Les femmes passent le plus clair de leur temps à courir, comme traquées par un meurtrier, pour échapper aux mains qui les soumettront à leurs désirs : question de vie, vraiment, et de sexe. Le premier tableau, pourtant, n’est pas de chasse : une jeune femme traverse la scène, s’immobilise ; la main se crispe sur le tissu de la jupe courte, on voit que le geste est malaisé par le transfert du poids du corps d’une jambe à l’autre, il l’engage plus qu’elle ne le voudrait ; la main froisse le tissu, et les doigts en rassemblent peu à peu les plis vers le haut, jusqu’à ce que les doigts puissent se glisser dessus, en haut de la cuisse, et en retirer la même culotte blanche que les filles de noces tout à l’heure ; elle ne l’enlève pas, néanmoins, et la petite culotte lui reste sur les chevilles. La scène se répète avec chaque fille, en canon et bientôt toutes les petites culottes sont à leurs pieds, résistent à leurs ronds de jambes en l’air, entravent leur volonté de mouvement. Ce sont bien les femmes qui ont ouvert le bal, qui se sont ouvertes et comme offertes aux hommes qui viennent de quitter leurs poses plus ou moins faunesques en arrière-scène, sur des blocs de gazon, et reniflent les petites culottes qu’on leur a remises, plus prosaïques qu’un voile.

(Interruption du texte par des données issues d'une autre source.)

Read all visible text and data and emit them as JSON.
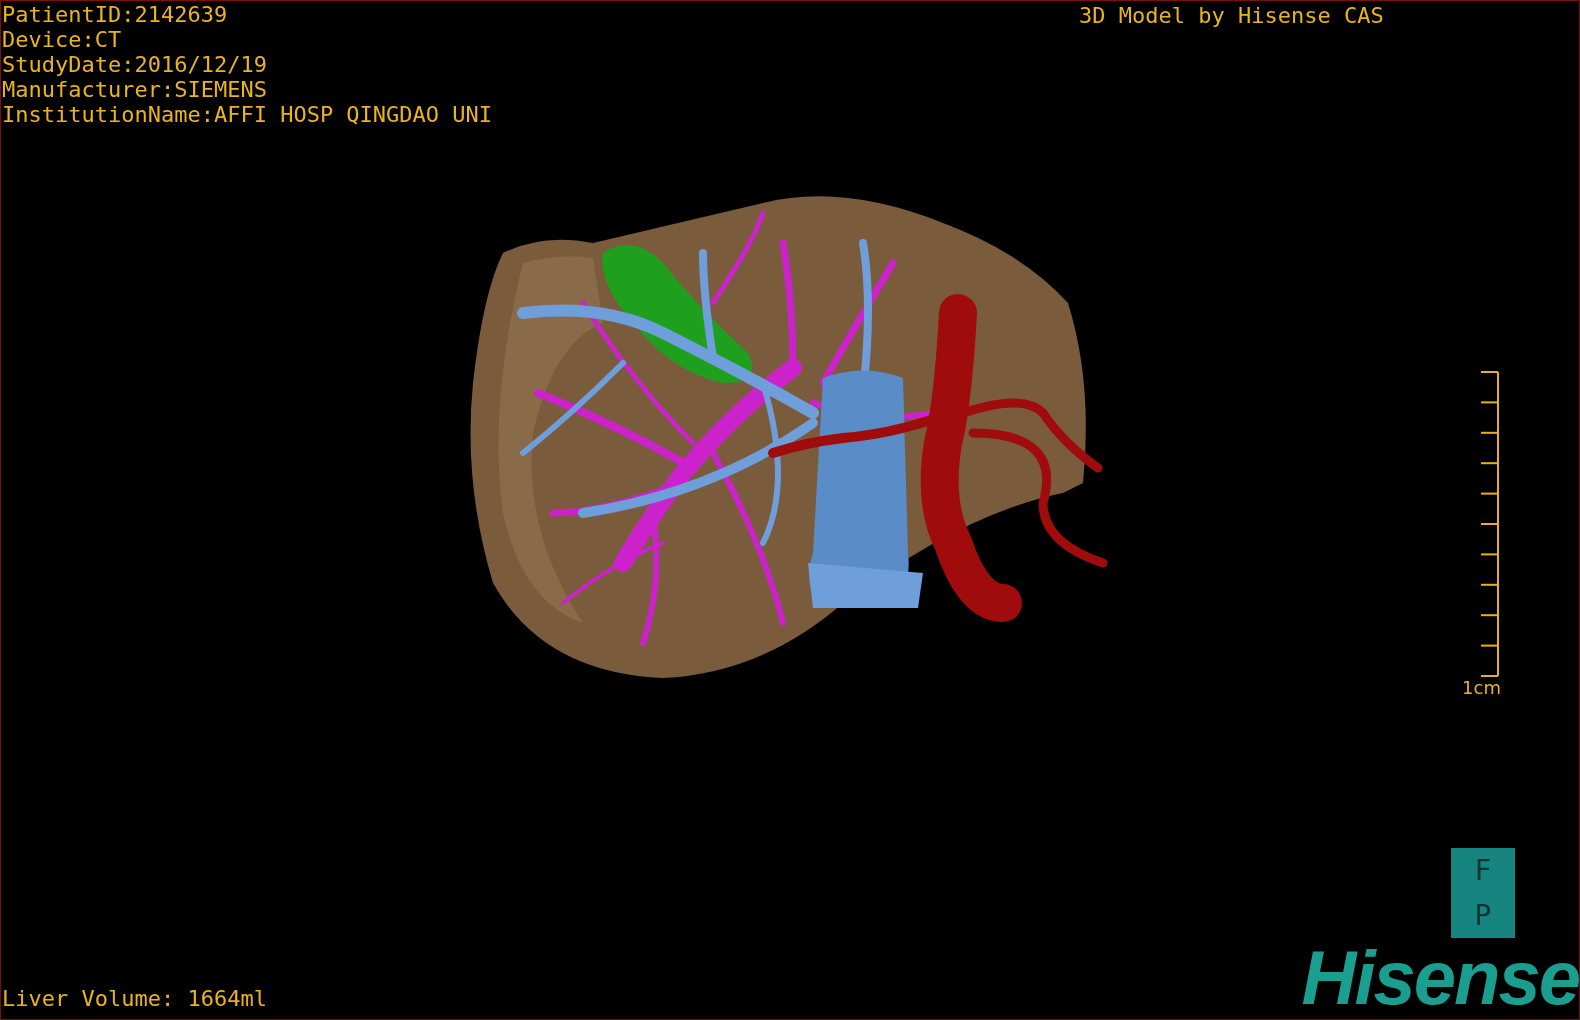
{
  "info_lines": [
    "PatientID:2142639",
    "Device:CT",
    "StudyDate:2016/12/19",
    "Manufacturer:SIEMENS",
    "InstitutionName:AFFI HOSP QINGDAO UNI"
  ],
  "title": "3D Model by Hisense CAS",
  "scale_bar": {
    "label": "1cm"
  },
  "orientation_cube": {
    "faces": [
      "F",
      "P"
    ]
  },
  "volume": "Liver Volume: 1664ml",
  "logo": "Hisense"
}
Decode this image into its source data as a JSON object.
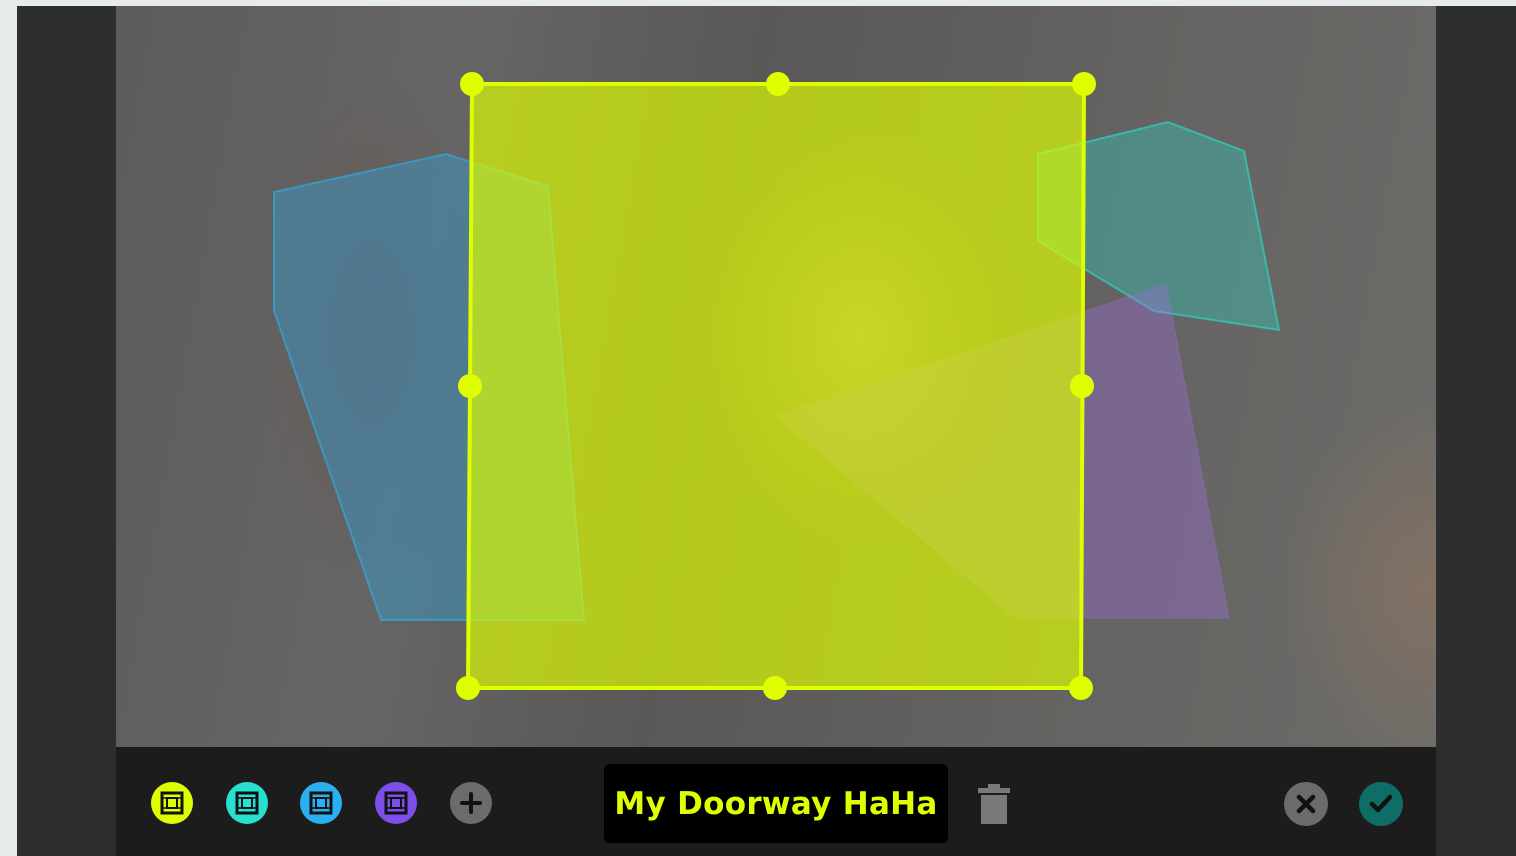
{
  "zone": {
    "name": "My Doorway HaHa",
    "color": "#dfff00"
  },
  "colors": {
    "yellow_zone": "#dfff00",
    "cyan_zone": "#28e0cf",
    "blue_zone": "#2ab0f0",
    "purple_zone": "#7d4ee8",
    "add_button": "#6b6b6b",
    "cancel_button": "#6b6b6b",
    "confirm_button": "#0e6e66",
    "toolbar_background": "#1c1c1c",
    "frame_background": "#2d2e30"
  },
  "icons": {
    "yellow_zone": "zone-select-icon",
    "cyan_zone": "zone-select-icon",
    "blue_zone": "zone-select-icon",
    "purple_zone": "zone-select-icon",
    "add": "plus-icon",
    "delete": "trash-icon",
    "cancel": "close-icon",
    "confirm": "check-icon"
  }
}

Cette initiative des femmes ne fait que rendre ensuite leur capture plus violente. Chacune sur leur piédestal de gazon (les blocs sont mobiles, s’emboîtent, se reconfigurent ou s’écartent pour créer un paysage vallonné ou ravagé), leurs poses sont lascives, mais prises en poursuite par les hommes, elles ne veulent pas, si bien que lorsque les hommes leur arrachent leur haut, et qu’elles sont clouées sur leur bloc de gazon (à la fois à terre et en l’air, s’il est vrai que les blogs surélevés pourraient à ce moment faire songer à des lits); les scènes d’accouplement sont d’une violence incroyable. Et d’une telle force érotique, en même temps, qu’on ne peut pas s’empêcher de trouver magnifiques toutes ces évocations de coït éparpillées côte à côte sur la scène.


 

Je crois que c’est pour moi le paroxysme de la pièce, la tension retombe quand les corps des femmes en soutien-gorge se traînent dans une lumière affaiblie, je décroche un peu. Je ne comprends pas vraiment la fin (et ne suis pas la seule), ou alors comme passage obligé de la relecture : le sacrifice d’une jeune femme fait basculer la tension de l’individu et du couple au groupe. L’Élue (qui rappelle un peu les « volontaires désignés » d’explications de texte pour lesquelles personne ne se dévouait) est jetée dans le puits des six blocs ré-assemblés par tout le groupe en furie, l’opposition féminin-masculin se perdant dans l’élection d’un bouc émissaire. Le groupe enragé lui arrache ses vêtements, jusqu’à ce qu’elle se retrouve entièrement nue, et qu’elle retourne contre eux son agressive beauté. D’une certaine manière, on ne peut plus rien contre elle, la nudité annule la vulnérabilité de la dénudation (why Newton’s nudes are that big, do you think ?). Peut-être est-ce là une forme de libération dont l’exultation (par l’artiste) n’est cependant pas débarrassée de colère (pour le personnage), mais c’est en tout cas la fin du désir, auquel à été substituée une autre tension, celle de l’individu et du groupe. Le solo de gesticulations n’apporte plus grand-chose et je ne peux trouver de justification à sa durée qu’en y voyant le moyen de désamorcer tout voyeurisme. Curieux aussi, d’une certaine façon, les applaudissements nourris pour cette éphémère soliste ; je suppose qu’on salue son audace, mais soupçonne nombre de spectateurs de croire que la nudité est garante de la vérité, qui se trouve pourtant bien en amont du sacrifice final.

 

 

Bien qu’ayant préféré les Noces, qu’aucune petite mort chorégraphique ne vient entamer, les deux ballets s’accordaient parfaitement pour une soirée tout en intensité. Il y a en effet ceci de formidable dans les ballets de Preljocaj (dans ses productions grand public, à tout le moins, que je préfère aux interrogations tortueuses du Funambule, par exemple), c’est que danseurs et danseuses redeviennent sur scène hommes et femmes. Le mouvement y est toujours un geste ; et c’était particulièrement vrai avec la danseuse asiatique dont la danse était toujours plus lisible que celle, pourtant identique dans les pas, des autres.